🤖 AI Summary
Existing approaches struggle to effectively assess suicide risk in Chinese instant messaging group chats due to the brevity, fragmentation, multi-participant nature of messages, and reliance on implicit or culturally specific expressions. This work proposes SuiChat-CN, the first benchmark for suicide risk evaluation tailored to Chinese group conversations, which innovatively combines cue-word extraction with bidirectional context expansion to construct coherent dialogue segments. User-level risk labels are generated through collaborative annotation by domain experts and large language models. Evaluation across over 40 models on 13,312 dialogue segments demonstrates that contextual information is critical for reliable risk detection; fine-tuning and partial-context experiments further reveal the challenges of early identification in multi-participant settings. The dataset will be made available under restricted access to verified research institutions.
📝 Abstract
Suicide is a critical global public health challenge, causing approximately 720,000 deaths each year and calling for timely, effective prevention strategies.
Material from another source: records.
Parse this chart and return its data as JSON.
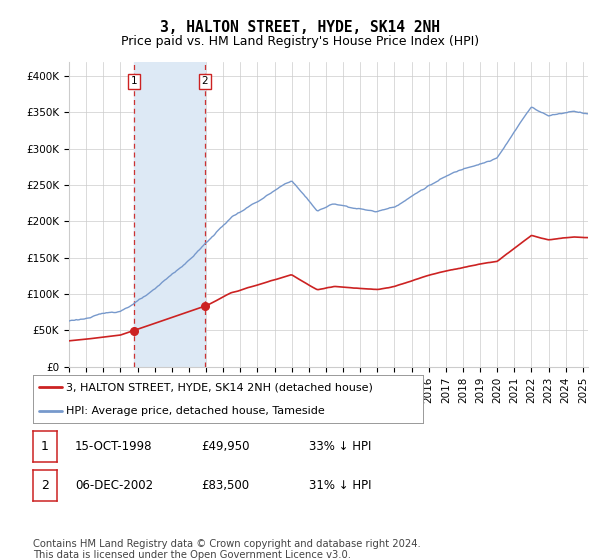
{
  "title": "3, HALTON STREET, HYDE, SK14 2NH",
  "subtitle": "Price paid vs. HM Land Registry's House Price Index (HPI)",
  "ylim": [
    0,
    420000
  ],
  "xlim_start": 1995.0,
  "xlim_end": 2025.3,
  "yticks": [
    0,
    50000,
    100000,
    150000,
    200000,
    250000,
    300000,
    350000,
    400000
  ],
  "ytick_labels": [
    "£0",
    "£50K",
    "£100K",
    "£150K",
    "£200K",
    "£250K",
    "£300K",
    "£350K",
    "£400K"
  ],
  "sale1_x": 1998.79,
  "sale1_y": 49950,
  "sale2_x": 2002.93,
  "sale2_y": 83500,
  "shade_color": "#dde9f5",
  "dashed_color": "#cc3333",
  "property_line_color": "#cc2222",
  "hpi_line_color": "#7799cc",
  "legend_entry1": "3, HALTON STREET, HYDE, SK14 2NH (detached house)",
  "legend_entry2": "HPI: Average price, detached house, Tameside",
  "table_row1": [
    "1",
    "15-OCT-1998",
    "£49,950",
    "33% ↓ HPI"
  ],
  "table_row2": [
    "2",
    "06-DEC-2002",
    "£83,500",
    "31% ↓ HPI"
  ],
  "footnote": "Contains HM Land Registry data © Crown copyright and database right 2024.\nThis data is licensed under the Open Government Licence v3.0.",
  "bg_color": "#ffffff",
  "grid_color": "#cccccc",
  "title_fontsize": 10.5,
  "subtitle_fontsize": 9,
  "tick_fontsize": 7.5
}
Existing computational studies primarily focus on post-based social media platforms such as Twitter and Weibo, leaving instant messaging environments such as Telegram underexplored. Yet group chats pose distinct challenges: messages are short, fragmented, multi-party, and often rely on implicit or culturally specific expressions, making isolated post-level analysis insufficient. We introduce SuiChat-CN, a Chinese group-chat benchmark for contextual suicide risk assessment. We collect public Telegram group-chat data, construct coherent conversational segments through signal-word extraction and bidirectional context expansion, and annotate user risk levels with an expert-validated, LLM-assisted paradigm. SuiChat-CN contains 13,312 contextual segments from 1,406 users, covering 258,228 raw chat messages. Extensive experiments with PLMs and more than 40 LLMs demonstrate that contextual information is essential for reliable risk assessment, while fine-tuning and partial-context evaluation further reveal the challenges of early detection in multi-party conversations. Due to ethical and sensitivity concerns, the dataset is not publicly released but will be shared with accredited mental health and suicide-prevention research institutions upon reasonable request.